News & Politics
PA senators approve bill banning TikTok from state devices
The bill would prohibit TikTok and other successor apps from being installed on electronic devices bought with state dollars.

Lawmakers at the state and federal levels have sought to regulate TikTok on government and personal devices. Chesnot/Getty Images
Lawmakers in the Pennsylvania Senate voted unanimously on Wednesday to pass legislation that would ban TikTok from state-owned devices, a proposal that follows a move by Pennsylvania Treasurer Stacy Garrity, who first implemented a department-wide ban on TikTok in December 2022.
The bill, Senate Bill 376, would prohibit state employees from downloading or installing TikTok on state-owned devices – a term that includes any device capable of downloading or installing the app. The legislation would also ban the installation of “any successor application or service” developed by TikTok’s parent company, ByteDance Limited.
The legislation would also prohibit the app from being accessed on state wireless networks.
TikTok – the short-form social media platform boasting more than 170 million users in the U.S. and over 1 billion active users worldwide – has become a political flashpoint across the country as lawmakers have grown increasingly concerned about the app’s potential security ramifications.
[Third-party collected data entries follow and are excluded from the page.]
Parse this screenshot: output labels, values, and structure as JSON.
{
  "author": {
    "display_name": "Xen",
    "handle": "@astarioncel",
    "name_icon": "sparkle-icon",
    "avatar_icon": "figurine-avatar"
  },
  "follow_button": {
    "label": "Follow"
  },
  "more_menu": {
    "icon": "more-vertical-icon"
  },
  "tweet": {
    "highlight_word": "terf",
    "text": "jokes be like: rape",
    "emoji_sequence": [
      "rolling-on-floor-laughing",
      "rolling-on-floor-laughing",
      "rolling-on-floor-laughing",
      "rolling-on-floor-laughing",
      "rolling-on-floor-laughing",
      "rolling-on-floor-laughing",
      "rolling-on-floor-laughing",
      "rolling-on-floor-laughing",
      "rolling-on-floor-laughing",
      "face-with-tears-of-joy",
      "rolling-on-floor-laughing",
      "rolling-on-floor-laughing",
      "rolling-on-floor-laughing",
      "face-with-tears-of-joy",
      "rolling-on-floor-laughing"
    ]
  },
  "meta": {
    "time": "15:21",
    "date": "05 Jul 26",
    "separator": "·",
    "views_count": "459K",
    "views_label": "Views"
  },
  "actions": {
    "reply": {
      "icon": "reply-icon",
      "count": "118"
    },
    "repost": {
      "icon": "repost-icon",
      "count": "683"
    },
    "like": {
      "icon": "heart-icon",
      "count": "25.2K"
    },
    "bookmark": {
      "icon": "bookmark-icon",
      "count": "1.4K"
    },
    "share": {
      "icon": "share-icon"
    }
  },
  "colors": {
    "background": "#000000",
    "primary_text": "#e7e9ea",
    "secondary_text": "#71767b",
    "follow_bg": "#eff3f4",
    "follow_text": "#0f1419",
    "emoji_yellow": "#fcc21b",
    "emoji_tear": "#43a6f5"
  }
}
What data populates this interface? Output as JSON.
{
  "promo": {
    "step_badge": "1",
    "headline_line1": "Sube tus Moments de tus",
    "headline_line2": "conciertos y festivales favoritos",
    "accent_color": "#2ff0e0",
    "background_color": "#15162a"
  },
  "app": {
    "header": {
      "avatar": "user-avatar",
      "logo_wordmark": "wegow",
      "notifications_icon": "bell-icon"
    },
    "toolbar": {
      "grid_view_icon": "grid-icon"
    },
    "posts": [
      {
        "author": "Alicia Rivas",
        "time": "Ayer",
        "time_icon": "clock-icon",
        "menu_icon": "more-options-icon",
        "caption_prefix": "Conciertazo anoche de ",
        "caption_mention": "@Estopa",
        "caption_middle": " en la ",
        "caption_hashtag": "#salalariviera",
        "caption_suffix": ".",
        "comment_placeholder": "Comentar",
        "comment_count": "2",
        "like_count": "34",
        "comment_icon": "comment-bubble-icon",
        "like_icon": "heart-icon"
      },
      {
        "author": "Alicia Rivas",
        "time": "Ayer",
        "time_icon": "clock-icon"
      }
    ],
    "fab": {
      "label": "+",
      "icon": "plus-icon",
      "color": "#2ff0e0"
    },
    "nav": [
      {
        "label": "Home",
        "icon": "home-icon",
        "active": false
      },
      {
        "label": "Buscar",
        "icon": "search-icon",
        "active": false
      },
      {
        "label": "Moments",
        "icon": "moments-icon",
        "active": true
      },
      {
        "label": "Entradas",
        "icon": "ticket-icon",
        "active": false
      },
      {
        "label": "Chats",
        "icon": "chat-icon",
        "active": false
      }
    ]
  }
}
Critics fear that ByteDance, TikTok’s China-based parent company, could become subject to a 2017 Chinese intelligence law that says that “any organization or citizen shall support, assist and cooperate with the state intelligence work in accordance with the (National Intelligence) Law, and keep the secrets of the national intelligence work from becoming known to the public.” The possibility that China could access the data and devices of American users has prompted cybersecurity and national security experts – as well as Congress – to sound the alarm on TikTok’s security.
Last December, then-President Joe Biden signed legislation into law that bans “foreign adversary-controlled applications” in the U.S., a term that was written to include TikTok and other apps operated by ByteDance. The law would have allowed TikTok to continue operating if ByteDance divested from the app.
However, upon taking office on Jan. 20, President Donald Trump directed his attorney general not to enforce the law for 75 days, a period that was later extended to June 19, 2025. Trump recently told NBC that he would be willing to provide another extension if a divestment deal wasn’t reached by the June deadline.
In the General Assembly, the bill’s prime sponsor, Republican state Sen. Kristin Phillips-Hill, said before the state Senate’s 49-0 vote that banning TikTok from state devices is warranted due to Chinese intelligence laws and practices.
“More than 135 million active users in the United States today are on the app,” Phillips-Hill said on the Senate floor. “While we can discuss and debate the merits of the general public using the app on their personal devices, I do not think that it is appropriate or right that any government computer or network could allow access to this app that can essentially be used for espionage by the Chinese Communist Party.”
According to a report from Forbes, at least 39 states had taken action to restrict TikTok on government devices as of April 2024. In December 2022, Biden signed an omnibus spending bill into law that also included language banning TikTok and other ByteDance-produced successor apps from federal government devices.
Senate Bill 376 now awaits action from the Pennsylvania House of Representatives.